Soy consciente de que el hecho de escoger a una persona u a otra como secretario general no va a hacer que se ganen más alcaldías, pero el objetivo de aquí a dos años es estar al lado de esas personas. En el Genovés te trasladan lo complicado que es hacer política en la oposición, cuando el equipo no tiene experiencia acumulada. Las estructuras tienen que estar ahí. No podemos caer en el error de que, como tenemos mayoría de alcaldías, ya está. Hay que estar al lado de la oposición y también acompañar a esas alcaldías. El alcalde sabe como es su pueblo, pero hay cuestiones en la que tienes que ayudar. Un punto de nuestro programa es activar un plan de comunicación para dar recursos a las agrupaciones, formación, claves sobre cómo relacionarse a través de las redes sociales o cómo se hace una campaña electoral permanente. También notamos que hay dificultades con el lenguaje administrativo, si el alcalde acaba de aterrizar y no sabe cómo funciona. En estos tres años he tratado de dar cobertura en ese sentido, pero ahora estamos en condiciones de ir un poco más allá. Mejorar alcaldías es un objetivo, aunque lo principal no es centrarnos en el factor electoral concreto de esa campaña, sino en reconectar el partido con el tejido social que hay en la comarca. Hay que ser capaces de comunicarse con esas personas y que sientan que el proyecto también es suyo. Si partimos de esa base será mucho más fácil tener más mayorías en procesos electorales. 

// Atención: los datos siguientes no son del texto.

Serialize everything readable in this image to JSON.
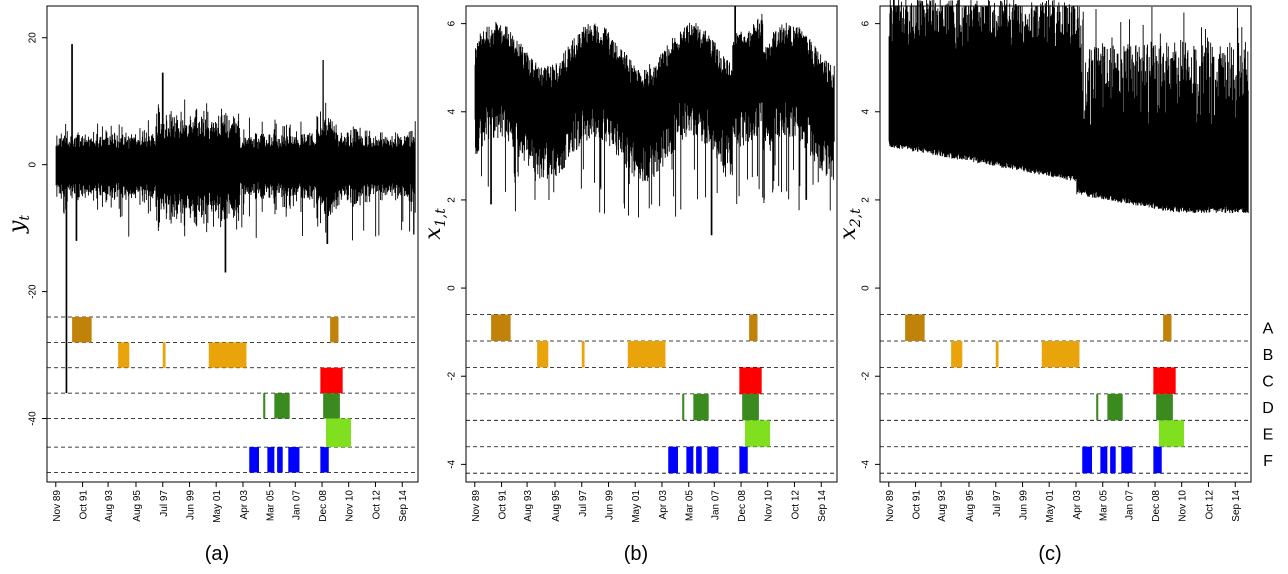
{
  "chart_data": [
    {
      "type": "line",
      "panel_label": "(a)",
      "ylabel_base": "y",
      "ylabel_sub": "t",
      "ylim": [
        -50,
        25
      ],
      "yticks": [
        20,
        0,
        -20,
        -40
      ],
      "ytick_labels": [
        "20",
        "0",
        "-20",
        "-40"
      ],
      "series_levels": {
        "center": 0,
        "typical_amplitude": 2.5,
        "spikes": [
          [
            1990.6,
            -36
          ],
          [
            1991.0,
            19
          ],
          [
            1991.3,
            -12
          ],
          [
            1997.5,
            14.5
          ],
          [
            2002.0,
            -17
          ],
          [
            2009.0,
            16.5
          ],
          [
            2009.3,
            -12.5
          ],
          [
            2015.5,
            -11
          ]
        ]
      },
      "regime_bands_y": [
        -24,
        -28,
        -32,
        -36,
        -40,
        -44.5,
        -48.5
      ]
    },
    {
      "type": "line",
      "panel_label": "(b)",
      "ylabel_base": "x",
      "ylabel_sub": "1,t",
      "ylim": [
        -4.4,
        6.4
      ],
      "yticks": [
        6,
        4,
        2,
        0,
        -2,
        -4
      ],
      "ytick_labels": [
        "6",
        "4",
        "2",
        "0",
        "-2",
        "-4"
      ],
      "series_levels": {
        "center": 4.5,
        "typical_amplitude": 0.8,
        "spikes": [
          [
            2008.5,
            6.4
          ],
          [
            2013.6,
            2.0
          ],
          [
            2006.8,
            1.2
          ],
          [
            1991.0,
            1.9
          ]
        ]
      },
      "regime_bands_y": [
        -0.6,
        -1.2,
        -1.8,
        -2.4,
        -3.0,
        -3.6,
        -4.2
      ]
    },
    {
      "type": "line",
      "panel_label": "(c)",
      "ylabel_base": "x",
      "ylabel_sub": "2,t",
      "ylim": [
        -4.4,
        6.4
      ],
      "yticks": [
        6,
        4,
        2,
        0,
        -2,
        -4
      ],
      "ytick_labels": [
        "6",
        "4",
        "2",
        "0",
        "-2",
        "-4"
      ],
      "series_levels": {
        "top": 6.4,
        "lower_start": 3.2,
        "lower_end": 1.7
      },
      "regime_bands_y": [
        -0.6,
        -1.2,
        -1.8,
        -2.4,
        -3.0,
        -3.6,
        -4.2
      ]
    }
  ],
  "xaxis": {
    "xlim": [
      1989.2,
      2015.8
    ],
    "ticks": [
      1989.83,
      1991.75,
      1993.58,
      1995.58,
      1997.5,
      1999.42,
      2001.33,
      2003.25,
      2005.17,
      2007.0,
      2008.92,
      2010.83,
      2012.75,
      2014.67
    ],
    "tick_labels": [
      "Nov 89",
      "Oct 91",
      "Aug 93",
      "Aug 95",
      "Jul 97",
      "Jun 99",
      "May 01",
      "Apr 03",
      "Mar 05",
      "Jan 07",
      "Dec 08",
      "Nov 10",
      "Oct 12",
      "Sep 14"
    ]
  },
  "regimes": [
    {
      "label": "A",
      "color": "#c08209",
      "segments": [
        [
          1991.0,
          1992.4
        ],
        [
          2009.5,
          2010.1
        ]
      ]
    },
    {
      "label": "B",
      "color": "#e8a40a",
      "segments": [
        [
          1994.3,
          1995.1
        ],
        [
          1997.5,
          1997.7
        ],
        [
          2000.8,
          2003.5
        ]
      ]
    },
    {
      "label": "C",
      "color": "#ff0000",
      "segments": [
        [
          2008.8,
          2010.4
        ]
      ]
    },
    {
      "label": "D",
      "color": "#3a8a20",
      "segments": [
        [
          2004.7,
          2004.85
        ],
        [
          2005.5,
          2006.6
        ],
        [
          2009.0,
          2010.2
        ]
      ]
    },
    {
      "label": "E",
      "color": "#80e020",
      "segments": [
        [
          2009.2,
          2011.0
        ]
      ]
    },
    {
      "label": "F",
      "color": "#0000ff",
      "segments": [
        [
          2003.7,
          2004.4
        ],
        [
          2005.0,
          2005.5
        ],
        [
          2005.7,
          2006.1
        ],
        [
          2006.5,
          2007.3
        ],
        [
          2008.8,
          2009.4
        ]
      ]
    }
  ]
}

"Mejorar alcaldías es un objetivo, aunque lo principal no es centrarnos en el factor electoral concreto de esa campaña, sino en reconectar el partido con el tejido social que hay en la comarca"

Sea cual sea el resultado de este domingo, ¿podrán integrarse las dos corrientes de las primarias?

Sí. La voluntad es ayudar al partido, uno no puede entender política como un juego de suma cero. Hay proyectos en los que la gente confía más o menos, pero la disposición a hacer el partido más grande independientemente de la responsabilidad y lugar que ocupe cada uno está siempre ahí. No habrá un cisma como mucha gente dice. No sé cuál será el resultado del domingo, pero nuestro programa y las cosas que estamos planteando en esta campaña están contribuyendo a que las personas se sientan más identificadas con la política. En una organización como el PSOE, con un espíritu de transformación e incluso a veces de revuelta y revolución contra estructuras institucionales, sociales y políticas imperantes, creo que era necesario volver a esas raíces, porque fuera hay gente que lo está pasando mal y personas que no expresan como se sienten por miedo a la soledad, a sentirse excluidas. La política no puede estar apelando siempre a la pelea y a la crispación. Independientemente del resultado, nuestro proyecto no se agota el domingo: tiene mucho camino por delante. Nada de lo que pase será determinante para que haya malos rollos en el partido, pero creo que algo ha comenzado a cambiar en el sistema y era necesario crear este espacio.